Keunggulan utama kami adalah kemampuan medis menangani dual diagnosis, yakni pengguna narkoba yang sekaligus mengalami gangguan jiwa akibat kerusakan neurotransmitter otak

Samarinda (ANTARA) - Rumah Sakit Jiwa Daerah (RSJD) Atma Husada Mahakam memberi layanan rehabilitasi Napza rawat inap dengan spesialisasi penanganan pasien yang memiliki diagnosis ganda secara gratis bagi pasien kurang mampu.

"Keunggulan utama kami adalah kemampuan medis menangani dual diagnosis, yakni pengguna narkoba yang sekaligus mengalami gangguan jiwa akibat kerusakan neurotransmitter otak," kata Direktur RSJD Atma Husada Mahakam dokter Indah Puspitasari di Samarinda, Kamis.

Indah menjelaskan layanan berkapasitas 16 tempat tidur ini beroperasi kembali mulai Agustus 2025 setelah keluarnya regulasi baru yang mendukung pembiayaan rehabilitasi hingga dua kali setahun.

Pihaknya siap menerima rujukan dari Balai Rehabilitasi BNN maupun swasta apabila ditemukan residen yang menunjukkan gejala gangguan jiwa berat, seperti halusinasi dan paranoid yang tidak bisa ditangani secara sosial saja.

Masyarakat yang membutuhkan pertolongan dapat mengakses layanan ini secara gratis dengan syarat memiliki kartu BPJS PBI, PBPU Pemerintah Daerah, atau hanya dengan melampirkan Surat Keterangan Tidak Mampu (SKTM).

Ia menegaskan seluruh komponen pembiayaan untuk pasien kurang mampu tersebut ditanggung penuh oleh anggaran Kementerian Kesehatan (Kemenkes) RI dan sama sekali tidak membebankan kas BPJS Kesehatan.

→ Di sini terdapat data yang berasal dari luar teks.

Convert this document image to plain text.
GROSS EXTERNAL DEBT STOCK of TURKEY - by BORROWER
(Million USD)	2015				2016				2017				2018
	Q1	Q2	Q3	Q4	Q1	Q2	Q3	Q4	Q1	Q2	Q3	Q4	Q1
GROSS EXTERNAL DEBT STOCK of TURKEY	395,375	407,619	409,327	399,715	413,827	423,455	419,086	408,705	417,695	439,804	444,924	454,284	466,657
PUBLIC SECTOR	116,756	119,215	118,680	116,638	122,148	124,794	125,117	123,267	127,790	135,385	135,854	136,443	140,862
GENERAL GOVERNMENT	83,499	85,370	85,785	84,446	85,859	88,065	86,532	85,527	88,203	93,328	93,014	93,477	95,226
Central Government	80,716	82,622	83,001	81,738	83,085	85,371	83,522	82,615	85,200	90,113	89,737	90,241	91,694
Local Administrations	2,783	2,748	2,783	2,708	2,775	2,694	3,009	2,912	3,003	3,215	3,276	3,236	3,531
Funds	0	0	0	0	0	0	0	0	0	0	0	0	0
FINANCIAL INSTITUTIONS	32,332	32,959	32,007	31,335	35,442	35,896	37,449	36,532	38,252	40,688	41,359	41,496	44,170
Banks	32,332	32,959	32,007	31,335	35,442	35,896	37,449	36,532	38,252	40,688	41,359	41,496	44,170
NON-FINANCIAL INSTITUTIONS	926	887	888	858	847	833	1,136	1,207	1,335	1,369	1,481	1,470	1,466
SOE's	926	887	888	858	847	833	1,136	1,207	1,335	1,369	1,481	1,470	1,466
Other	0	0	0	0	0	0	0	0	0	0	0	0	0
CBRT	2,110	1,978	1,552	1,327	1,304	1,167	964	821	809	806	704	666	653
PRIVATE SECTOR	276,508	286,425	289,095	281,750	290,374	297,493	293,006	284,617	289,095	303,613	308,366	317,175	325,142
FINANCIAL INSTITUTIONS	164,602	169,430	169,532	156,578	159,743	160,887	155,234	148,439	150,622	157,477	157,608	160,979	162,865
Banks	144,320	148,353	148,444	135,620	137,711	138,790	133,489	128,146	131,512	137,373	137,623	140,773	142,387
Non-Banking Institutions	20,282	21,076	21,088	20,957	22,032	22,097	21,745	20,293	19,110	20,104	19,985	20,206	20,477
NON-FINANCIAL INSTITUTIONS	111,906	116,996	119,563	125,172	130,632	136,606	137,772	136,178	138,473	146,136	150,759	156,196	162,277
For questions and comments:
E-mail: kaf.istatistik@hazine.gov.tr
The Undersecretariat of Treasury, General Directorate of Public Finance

Bagi masyarakat yang memilih jalur mandiri, kata dia, rumah sakit menetapkan biaya total sekitar Rp20 juta untuk program pemulihan intensif selama tiga bulan dengan skema pembayaran yang dilakukan secara bertahap setiap bulannya.

"Proses rehabilitasi diawali dengan pendaftaran dan skrining ketat di klinik Napza untuk menentukan apakah pasien cukup menjalani rawat jalan atau memerlukan perawatan intensif di fasilitas rawat inap," ucap Indah.

Selama menjalani program tiga bulan tanpa akses gawai, kata dia, pasien mendapatkan terapi detoksifikasi, konseling psikologis, bimbingan spiritual, hingga pelatihan vokasional, seperti bercocok tanam dan memelihara ikan.

RSJD milik Pemprov Kaltim itu juga berkomitmen melakukan pemantauan jangka panjang terhadap mantan residen melalui grup komunikasi digital untuk memberikan dukungan moral dan meminimalkan potensi kembali menggunakan obat-obatan terlarang.